D’après le professeur, cette équivoque que le président Sall se plait à maintenir est la résultante d’une problématique que la classe politique a érigé en règle : l’association chef de parti-président de la République. ‘‘Le fait d’être à la fois président et chef de parti revient aussi au centre du problème. Macky Sall excuse une partie de son argumentation par des défaillances qui pourraient venir de son propre parti. Il oublie qu’il est président de la République. Il n’aurait jamais dû s’excuser par cet argument partisan. Il n’a pas à se préoccuper de son parti, pour ce cas précis. C’est une réponse politicienne à une question constitutionnelle (...) Peut-être que c’est entretenu délibérément.

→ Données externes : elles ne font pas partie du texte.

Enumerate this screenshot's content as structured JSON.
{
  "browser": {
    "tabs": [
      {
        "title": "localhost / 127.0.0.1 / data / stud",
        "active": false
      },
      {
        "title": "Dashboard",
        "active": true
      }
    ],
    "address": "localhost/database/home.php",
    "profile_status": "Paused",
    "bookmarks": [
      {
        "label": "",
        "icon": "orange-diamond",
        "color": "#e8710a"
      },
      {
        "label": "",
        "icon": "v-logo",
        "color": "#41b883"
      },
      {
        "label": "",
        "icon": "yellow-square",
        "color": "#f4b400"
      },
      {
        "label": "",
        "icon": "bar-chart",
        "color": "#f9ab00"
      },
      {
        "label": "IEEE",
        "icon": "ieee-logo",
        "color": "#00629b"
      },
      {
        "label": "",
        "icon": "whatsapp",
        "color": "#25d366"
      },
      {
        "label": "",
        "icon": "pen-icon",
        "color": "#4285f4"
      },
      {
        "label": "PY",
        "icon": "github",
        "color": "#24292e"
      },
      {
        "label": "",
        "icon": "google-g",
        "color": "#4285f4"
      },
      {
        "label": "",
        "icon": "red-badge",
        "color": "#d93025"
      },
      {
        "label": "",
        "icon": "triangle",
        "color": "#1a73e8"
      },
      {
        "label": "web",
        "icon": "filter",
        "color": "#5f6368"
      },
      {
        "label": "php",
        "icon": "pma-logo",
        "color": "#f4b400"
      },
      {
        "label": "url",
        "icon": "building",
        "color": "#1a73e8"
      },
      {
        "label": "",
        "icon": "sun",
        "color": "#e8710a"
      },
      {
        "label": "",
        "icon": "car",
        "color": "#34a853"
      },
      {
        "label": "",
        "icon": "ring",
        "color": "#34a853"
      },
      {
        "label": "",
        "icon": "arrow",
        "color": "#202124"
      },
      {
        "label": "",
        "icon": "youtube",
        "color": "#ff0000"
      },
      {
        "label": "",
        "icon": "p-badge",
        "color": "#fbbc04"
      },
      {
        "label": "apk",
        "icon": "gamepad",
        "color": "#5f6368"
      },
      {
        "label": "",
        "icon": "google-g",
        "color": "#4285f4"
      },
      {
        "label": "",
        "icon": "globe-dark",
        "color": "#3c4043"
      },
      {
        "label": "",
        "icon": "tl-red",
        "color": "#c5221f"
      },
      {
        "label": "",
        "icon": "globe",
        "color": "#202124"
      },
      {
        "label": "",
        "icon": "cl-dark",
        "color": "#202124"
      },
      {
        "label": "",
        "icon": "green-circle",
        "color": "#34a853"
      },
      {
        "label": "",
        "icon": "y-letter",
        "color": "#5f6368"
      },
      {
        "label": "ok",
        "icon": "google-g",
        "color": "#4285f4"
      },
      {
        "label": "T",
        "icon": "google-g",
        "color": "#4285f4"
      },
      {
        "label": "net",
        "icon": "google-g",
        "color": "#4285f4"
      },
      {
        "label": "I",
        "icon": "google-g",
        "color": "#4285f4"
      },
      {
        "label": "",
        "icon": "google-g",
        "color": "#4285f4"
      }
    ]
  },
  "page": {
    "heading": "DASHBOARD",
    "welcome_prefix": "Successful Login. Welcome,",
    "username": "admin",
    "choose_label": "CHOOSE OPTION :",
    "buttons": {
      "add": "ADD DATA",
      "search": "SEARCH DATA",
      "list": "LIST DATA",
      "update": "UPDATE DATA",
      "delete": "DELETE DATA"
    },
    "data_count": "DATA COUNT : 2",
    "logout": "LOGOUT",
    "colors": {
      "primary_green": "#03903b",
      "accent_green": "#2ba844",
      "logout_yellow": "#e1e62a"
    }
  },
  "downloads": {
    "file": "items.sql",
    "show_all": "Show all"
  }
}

Il dit qu’on est dans une démocratie. Justement, en démocratie, il n’y a pas de tabou à aborder ce genre de question, car ça relève de textes qui guident le fonctionnement de l’Etat. Sa réponse est équivoque’’, insiste le professeur.

D’ailleurs, c’est sur ce paramètre qu’un autre journaliste a rebondi pour rappeler au président que la non-structuration de l’Alliance pour la République (Apr) est à l’origine de cet intérêt autour du 3e mandat. L’Apr est né en 2008 et est arrivé au pouvoir moins de quatre ans plus tard. Depuis, il est le noyau d’une coalition très cosmopolite de grands partis appelé Bby. 2024 pourrait être le point de rupture où tout éclatera à l’intérieur de l’Apr et donc de Bby. 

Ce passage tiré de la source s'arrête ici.